Correction osteotomies can be considered as an alternative to total joint arthroplasties in the cases of biomechanical deficits of the extremities Citation[1]. In clinical routine, however, it is problematic to identify the correct spatial individual deformities, to determine the optimal cutting planes and the amount of repositioning (translation and rotation of n fragments) necessary and to transfer the planning results into the operative site. Thus, the results of osteotomies strongly depend on the experience and manual skills of the operating surgeon Citation[2]. In general, corrections of multidimensional deformities are nowadays performed using the corticospongeous wedge osteotomy. However, owing to the complex spatial relationships involved, it has been rarely used to date Citation[3].

Some computer-assisted planning systems have already been used in clinical practice for the planning of correction osteotomies Citation[4]. Paley and Pfeil Citation[5] introduced a system based on conventional X-ray projections, using the nomenclature defined by Paley for the planning of osteotomies. However, the system does not permit spatial planning and calculation of the osteotomy plane and does not provide support during the actual execution. A three-dimensional (3D) system was introduced by Ellis et al. Citation[6] for preoperative planning, simulation and intraoperative monitoring of osteomies on the proximal tibia high tibial osteotomy (HTO). Application of this CT-based concept is limited to the knee and it disregards antetorsion. Lin et al. Citation[7] presented a radiograph-based system for planning and execution of osteotomies of the lower extremities that is computer aided, maintaining the mechanical axis and allowing the simulation to perform up to three osteotomies. The system calculates the parameter for the Ilizarov method using non-correlated X-ray images. A 3D CT-based simulation software for HTO, which considers the entire geometry of the leg, has been introduced by Kawakami et al. Citation[8]. The rotational component is identified by comparing the position of the patella in an AAP radiograph. For the 3D planning of corrective osteotomy with complex dislocated positions, a CT-based system was developed by Hesser et al. Citation[9]. In contrast to the systems mentioned earlier, this CT-based system determines the guidance of the cut through optimization, on the basis of the cutting height defined by the surgeon. Prasch Citation[10] proposed a computer-integrated principle for the planning and robotic execution of correction osteotomies. Optimization algorithms are used for 2D–3D registration, but not for determination of the osteotomy plane.

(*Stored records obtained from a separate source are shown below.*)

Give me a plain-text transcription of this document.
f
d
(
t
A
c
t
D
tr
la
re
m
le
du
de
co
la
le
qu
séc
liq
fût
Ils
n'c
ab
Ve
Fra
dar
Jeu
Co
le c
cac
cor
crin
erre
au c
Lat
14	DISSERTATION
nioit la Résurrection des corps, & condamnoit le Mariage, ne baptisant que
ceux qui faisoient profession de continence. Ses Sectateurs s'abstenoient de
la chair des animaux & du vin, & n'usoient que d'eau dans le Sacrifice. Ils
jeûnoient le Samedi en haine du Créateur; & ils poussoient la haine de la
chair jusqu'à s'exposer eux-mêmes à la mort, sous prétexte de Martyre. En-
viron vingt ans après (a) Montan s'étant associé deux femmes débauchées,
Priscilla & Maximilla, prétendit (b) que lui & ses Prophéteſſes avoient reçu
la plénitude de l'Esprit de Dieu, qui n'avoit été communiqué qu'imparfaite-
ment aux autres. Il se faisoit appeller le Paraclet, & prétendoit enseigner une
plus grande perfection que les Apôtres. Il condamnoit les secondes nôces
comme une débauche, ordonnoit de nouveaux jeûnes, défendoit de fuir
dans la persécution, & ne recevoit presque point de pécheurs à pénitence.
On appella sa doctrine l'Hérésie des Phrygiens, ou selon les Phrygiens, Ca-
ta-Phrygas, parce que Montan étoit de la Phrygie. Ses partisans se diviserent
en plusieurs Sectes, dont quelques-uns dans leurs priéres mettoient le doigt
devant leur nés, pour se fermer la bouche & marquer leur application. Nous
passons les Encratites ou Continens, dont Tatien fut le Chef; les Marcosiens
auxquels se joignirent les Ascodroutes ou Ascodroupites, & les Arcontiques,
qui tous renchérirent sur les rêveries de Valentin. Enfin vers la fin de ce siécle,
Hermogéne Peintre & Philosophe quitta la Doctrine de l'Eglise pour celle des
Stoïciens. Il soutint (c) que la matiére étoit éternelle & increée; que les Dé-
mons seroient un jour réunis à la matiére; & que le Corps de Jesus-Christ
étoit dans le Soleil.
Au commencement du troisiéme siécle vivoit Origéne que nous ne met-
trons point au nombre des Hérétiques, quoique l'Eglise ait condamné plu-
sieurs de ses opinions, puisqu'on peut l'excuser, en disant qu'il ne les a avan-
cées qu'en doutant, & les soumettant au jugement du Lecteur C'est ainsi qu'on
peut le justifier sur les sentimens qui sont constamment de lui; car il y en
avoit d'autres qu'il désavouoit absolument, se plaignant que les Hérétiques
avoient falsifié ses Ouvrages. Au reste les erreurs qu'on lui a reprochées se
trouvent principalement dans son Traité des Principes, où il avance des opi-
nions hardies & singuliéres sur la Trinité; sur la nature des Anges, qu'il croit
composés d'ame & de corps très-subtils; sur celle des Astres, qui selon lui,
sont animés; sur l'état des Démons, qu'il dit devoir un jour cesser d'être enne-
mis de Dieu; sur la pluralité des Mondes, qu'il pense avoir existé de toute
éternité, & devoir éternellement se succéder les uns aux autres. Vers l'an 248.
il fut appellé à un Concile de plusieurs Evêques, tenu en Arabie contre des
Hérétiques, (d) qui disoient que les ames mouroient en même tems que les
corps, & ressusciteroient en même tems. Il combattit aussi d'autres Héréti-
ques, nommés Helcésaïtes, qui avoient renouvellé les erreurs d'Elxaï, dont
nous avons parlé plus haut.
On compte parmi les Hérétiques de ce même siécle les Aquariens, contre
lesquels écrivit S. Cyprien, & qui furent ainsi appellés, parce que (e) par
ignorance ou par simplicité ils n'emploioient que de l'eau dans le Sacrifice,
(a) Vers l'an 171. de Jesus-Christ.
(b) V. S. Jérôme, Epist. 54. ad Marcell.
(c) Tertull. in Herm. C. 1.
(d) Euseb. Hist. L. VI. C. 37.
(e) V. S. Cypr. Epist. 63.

A mathematically more evolved development for optimized 3D planning of single-cut osteotomies on the proximal femur has been presented by Eck Citation[11]. However, this approach is also CT-based and does not consider the leg-length variation during the optimization step. Burgkart et al. Citation[12] presented a planning system that permits the determination of the anatomical axis from intraoperative radiographs. Only the variation of the rotational component is determined. The intraoperative execution is supported by a tracking system. A further contribution to the computer-aided execution of tibial osteotomies in proximity to the knee joint comes from Menetrey et al. Citation[13], who have presented a radiograph-based planning system that computes the size and position of the wedge osteotomy. The only objective of this approach is correction of the leg axis, although all other parameters will be calculated but not optimized.

The identification of the individual antetorsion angle represents a major challenge for information acquisition. Without consideration of these parameters, the single-cut osteotomy is certainly not recommended. The other types of osteotomy procedures are conditionally feasible without definition of the antetorsion. From a functional point of view, the orientation of the kinematic axis of the knee with respect to the femoral neck defines the antetorsion angle. The estimate of the knee axis is accomplished by spotting the epicondyles or the dorsal condyles directly on the CT image or on the patient. The measurement of the epicondyles is subject to high inter- and intra-rater variablility Citation[14]. Tomczak et al. Citation[15] presented a similar procedure for MR tomography. This approach enables a clear display of the cartilage without radiation, but the accuracy and the reproducibility of the results are limited. An alternative to this approach, based on preoperative radiographs, was presented by Rippstein Citation[17], but the procedure turned out to be quite complex for an intraoperative investigation. Investigations with sonography are described in ref. 16 and show standard variations similar to those in CT investigations. In conclusion, our review of the related literature revealed the following challenges.

Information acquisition

  • So far, CT seems to be mandatory for the identification of the individual anatomy. However, owing to costs and radiation aspects, CT imaging is rarely used in clinical routine for repositioning osteotomies of the lower extremities. Moreover, although CT imaging allows the identification of the epicondyles, the validity of the transepicondylar line for the identification of the knee axis remains a topic of controversy.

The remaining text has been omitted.